The City of Boys and Girls 2024
The Museum of Modern Art of Medellín, in partnership with Bancolombia and in collaboration with social, educational, and cultural institutions in Medellín, has been developing the “City of Children” program since 2008. Inspired by the ideas of the Italian educational psychologist Francesco Tonucci, the program aims to promote children’s autonomy and participation in the city.
Its purpose is to recognize children as active citizens, owners and creators of their territories; to promote their voices, their stories, and their sense of wonder; and to create the aesthetic and creative conditions for experimenting with contemporary art. This exploration encourages children to reflect on their surroundings, their emotional experiences, and to reaffirm the importance of their dreams.
Participants
Currently, the workshops are held in three neighborhoods of the Metropolitan Area, with 110 children and young people, between the ages of 7 and 15, connected to foundations with a long history in each area: Funaya in San Antonio de Prado (La Florida and El Limonar villages), El Hormiguero in El Pedregal village of Itagüí, and Somos por Naturaleza in Manrique La Honda.
The 2024 Experience: Bioart, Nature, and Territory
This year, the program explores the theme of cycles, kingdoms, and forms of life. From a bioart perspective, it seeks to establish creative dialogues between nature and the community, both to recognize the interdependent bonds that unite us and to promote more respectful forms of interaction and cooperation among the different species with which we share the world.
Water, earth, animals, and the subtle elements of nature that can be incorporated into a work of art are some of the materials with which we begin this adventure. We have explored various activities, including observation, drawing, culturing bacteria and fungi, microscopic and macroscopic visualization, and creating natural collages. Integrating different kingdoms, we have discovered new forms, colors, and textures as a way to connect with the earth and all the beings that inhabit it. We have also addressed other themes relevant to human and animal life, such as migration, metamorphosis, cycles, death, and the transformation of matter.
Furthermore, we have created “Humanimals”: humans with animal characteristics. Through these creations, children identify their own and external traits and qualities that allow for the emergence of unique beings. These beings are given different powers to serve the community, which has been used as a pedagogical resource to recognize animality as a familiar behavior through which we inhabit, explore, and build our environment, our city.
This has been a year for the program to expand upon the diverse notions of art and science, placing them at the service of the participants’ curiosity, playfulness, and spontaneity. This has been achieved by fostering independent research, disruptive scientific methods and hypotheses, and a constant drive to learn more, to better understand and care for ourselves.

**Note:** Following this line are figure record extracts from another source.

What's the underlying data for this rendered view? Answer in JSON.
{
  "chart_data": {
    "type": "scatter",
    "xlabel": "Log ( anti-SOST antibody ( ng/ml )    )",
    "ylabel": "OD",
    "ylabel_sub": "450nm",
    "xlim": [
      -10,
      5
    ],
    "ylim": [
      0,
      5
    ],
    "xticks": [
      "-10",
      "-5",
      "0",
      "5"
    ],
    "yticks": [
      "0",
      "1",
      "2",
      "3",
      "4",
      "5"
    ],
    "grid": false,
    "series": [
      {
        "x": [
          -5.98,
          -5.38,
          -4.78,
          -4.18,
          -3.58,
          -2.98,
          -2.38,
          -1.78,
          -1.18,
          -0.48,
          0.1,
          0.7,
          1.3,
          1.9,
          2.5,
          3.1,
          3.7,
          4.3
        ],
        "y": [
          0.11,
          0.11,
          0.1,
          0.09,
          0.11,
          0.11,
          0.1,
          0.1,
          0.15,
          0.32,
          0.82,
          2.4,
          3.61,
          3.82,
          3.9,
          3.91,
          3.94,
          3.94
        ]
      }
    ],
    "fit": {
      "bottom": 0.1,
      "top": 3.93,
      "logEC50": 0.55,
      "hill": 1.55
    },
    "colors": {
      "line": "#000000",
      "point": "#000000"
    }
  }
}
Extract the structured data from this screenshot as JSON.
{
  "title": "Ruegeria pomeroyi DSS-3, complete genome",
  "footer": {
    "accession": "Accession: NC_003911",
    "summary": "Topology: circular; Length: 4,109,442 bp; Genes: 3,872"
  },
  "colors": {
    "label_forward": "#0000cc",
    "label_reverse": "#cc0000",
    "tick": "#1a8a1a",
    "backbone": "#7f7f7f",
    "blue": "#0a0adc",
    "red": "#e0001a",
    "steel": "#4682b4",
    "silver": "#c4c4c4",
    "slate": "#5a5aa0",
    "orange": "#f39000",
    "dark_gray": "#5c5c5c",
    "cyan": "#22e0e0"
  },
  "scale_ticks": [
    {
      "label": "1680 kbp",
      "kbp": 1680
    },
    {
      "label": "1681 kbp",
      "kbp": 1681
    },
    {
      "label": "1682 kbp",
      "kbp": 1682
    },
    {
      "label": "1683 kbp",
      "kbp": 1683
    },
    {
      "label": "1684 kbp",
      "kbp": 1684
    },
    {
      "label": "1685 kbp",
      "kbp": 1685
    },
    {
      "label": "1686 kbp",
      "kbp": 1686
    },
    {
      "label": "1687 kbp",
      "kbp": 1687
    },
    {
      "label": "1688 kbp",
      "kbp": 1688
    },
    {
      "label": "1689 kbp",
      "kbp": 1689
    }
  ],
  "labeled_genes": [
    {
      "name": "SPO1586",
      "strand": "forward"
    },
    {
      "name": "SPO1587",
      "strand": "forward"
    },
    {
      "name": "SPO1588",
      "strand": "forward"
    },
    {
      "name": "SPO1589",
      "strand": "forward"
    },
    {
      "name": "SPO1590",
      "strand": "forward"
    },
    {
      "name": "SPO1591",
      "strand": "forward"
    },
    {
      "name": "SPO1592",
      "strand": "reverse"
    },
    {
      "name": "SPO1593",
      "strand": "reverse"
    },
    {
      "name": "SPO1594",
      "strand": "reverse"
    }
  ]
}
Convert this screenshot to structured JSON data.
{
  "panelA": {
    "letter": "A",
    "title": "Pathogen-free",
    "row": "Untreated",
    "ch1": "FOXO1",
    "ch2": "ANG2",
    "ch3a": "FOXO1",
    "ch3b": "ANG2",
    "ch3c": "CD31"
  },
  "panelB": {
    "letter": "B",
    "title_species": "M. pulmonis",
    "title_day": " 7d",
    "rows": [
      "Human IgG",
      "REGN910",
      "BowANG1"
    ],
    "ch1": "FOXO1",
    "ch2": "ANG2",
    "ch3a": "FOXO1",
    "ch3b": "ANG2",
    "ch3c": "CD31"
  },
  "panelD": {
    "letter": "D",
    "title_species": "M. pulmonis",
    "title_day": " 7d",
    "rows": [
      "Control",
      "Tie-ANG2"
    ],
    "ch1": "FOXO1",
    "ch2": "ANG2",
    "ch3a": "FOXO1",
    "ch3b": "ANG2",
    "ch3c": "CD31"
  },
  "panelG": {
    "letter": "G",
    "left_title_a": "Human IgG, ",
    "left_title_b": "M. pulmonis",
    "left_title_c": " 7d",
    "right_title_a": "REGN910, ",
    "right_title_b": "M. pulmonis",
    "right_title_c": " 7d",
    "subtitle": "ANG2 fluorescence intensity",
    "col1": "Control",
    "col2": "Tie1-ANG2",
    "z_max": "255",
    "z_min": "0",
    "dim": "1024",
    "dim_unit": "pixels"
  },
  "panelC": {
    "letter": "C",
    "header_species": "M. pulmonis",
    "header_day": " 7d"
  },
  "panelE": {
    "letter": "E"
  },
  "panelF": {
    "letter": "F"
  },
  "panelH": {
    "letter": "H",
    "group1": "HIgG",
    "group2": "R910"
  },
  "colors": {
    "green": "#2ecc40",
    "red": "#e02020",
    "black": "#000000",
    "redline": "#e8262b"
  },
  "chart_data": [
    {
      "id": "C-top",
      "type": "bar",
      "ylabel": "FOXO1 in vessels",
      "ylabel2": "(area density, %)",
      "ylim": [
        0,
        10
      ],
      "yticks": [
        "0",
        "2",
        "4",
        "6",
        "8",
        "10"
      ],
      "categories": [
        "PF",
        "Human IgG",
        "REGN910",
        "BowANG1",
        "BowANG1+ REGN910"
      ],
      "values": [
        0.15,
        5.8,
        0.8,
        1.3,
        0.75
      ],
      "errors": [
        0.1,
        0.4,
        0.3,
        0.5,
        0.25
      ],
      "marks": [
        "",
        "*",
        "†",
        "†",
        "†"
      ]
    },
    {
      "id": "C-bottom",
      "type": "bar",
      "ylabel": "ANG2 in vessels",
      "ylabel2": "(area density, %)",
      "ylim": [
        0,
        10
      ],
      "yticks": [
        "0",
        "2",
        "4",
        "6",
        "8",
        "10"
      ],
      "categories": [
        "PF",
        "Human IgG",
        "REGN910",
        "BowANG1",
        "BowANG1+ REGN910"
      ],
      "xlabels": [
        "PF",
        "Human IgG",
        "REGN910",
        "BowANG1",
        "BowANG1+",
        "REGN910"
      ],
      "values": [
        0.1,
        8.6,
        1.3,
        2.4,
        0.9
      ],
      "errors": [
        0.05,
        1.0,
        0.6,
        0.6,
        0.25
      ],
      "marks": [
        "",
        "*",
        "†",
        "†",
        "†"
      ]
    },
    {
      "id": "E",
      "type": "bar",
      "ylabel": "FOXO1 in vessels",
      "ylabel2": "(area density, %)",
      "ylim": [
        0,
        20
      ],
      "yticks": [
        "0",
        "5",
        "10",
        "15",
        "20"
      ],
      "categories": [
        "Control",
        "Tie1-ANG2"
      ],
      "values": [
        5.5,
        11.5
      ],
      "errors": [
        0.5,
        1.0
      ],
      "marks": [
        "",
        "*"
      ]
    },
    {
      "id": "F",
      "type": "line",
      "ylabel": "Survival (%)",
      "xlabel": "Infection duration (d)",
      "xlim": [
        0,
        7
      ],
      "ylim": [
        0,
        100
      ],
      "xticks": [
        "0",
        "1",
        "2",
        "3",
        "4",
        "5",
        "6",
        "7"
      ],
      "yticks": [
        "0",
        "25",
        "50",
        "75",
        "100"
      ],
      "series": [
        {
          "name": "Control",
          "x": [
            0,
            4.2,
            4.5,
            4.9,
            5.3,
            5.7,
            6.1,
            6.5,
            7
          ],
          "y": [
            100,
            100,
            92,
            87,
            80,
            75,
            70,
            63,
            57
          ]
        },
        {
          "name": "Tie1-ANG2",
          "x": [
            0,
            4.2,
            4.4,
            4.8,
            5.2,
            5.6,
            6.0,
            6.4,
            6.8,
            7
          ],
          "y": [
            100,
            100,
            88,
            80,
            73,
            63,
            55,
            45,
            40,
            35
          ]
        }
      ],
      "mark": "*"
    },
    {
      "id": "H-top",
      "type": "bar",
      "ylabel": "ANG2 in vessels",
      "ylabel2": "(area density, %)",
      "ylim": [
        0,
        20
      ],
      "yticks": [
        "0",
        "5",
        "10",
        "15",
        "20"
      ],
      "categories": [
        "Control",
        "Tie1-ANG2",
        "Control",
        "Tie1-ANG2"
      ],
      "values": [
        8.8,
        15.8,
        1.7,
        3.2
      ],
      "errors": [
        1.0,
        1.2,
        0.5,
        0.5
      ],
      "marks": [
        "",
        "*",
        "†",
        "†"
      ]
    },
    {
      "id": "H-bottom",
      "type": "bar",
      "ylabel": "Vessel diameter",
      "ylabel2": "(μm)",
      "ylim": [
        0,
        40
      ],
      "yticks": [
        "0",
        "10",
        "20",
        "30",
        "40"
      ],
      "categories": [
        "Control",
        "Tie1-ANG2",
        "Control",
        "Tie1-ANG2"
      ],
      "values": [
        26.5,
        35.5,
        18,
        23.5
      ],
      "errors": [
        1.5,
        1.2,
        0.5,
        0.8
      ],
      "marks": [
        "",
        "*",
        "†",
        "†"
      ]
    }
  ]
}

By playing at being scientists and artists, we have explored microbiological universes that, due to their minute size, seemed distant. Through these explorations, we have gained valuable knowledge, demonstrating, with magnifying glasses and microscopes in hand, that the grandeur of life lies within the tiniest particle—a complex array of shapes, colors, and textures that constitute everything around us. From this foundation, the children have been able to create their own works of art.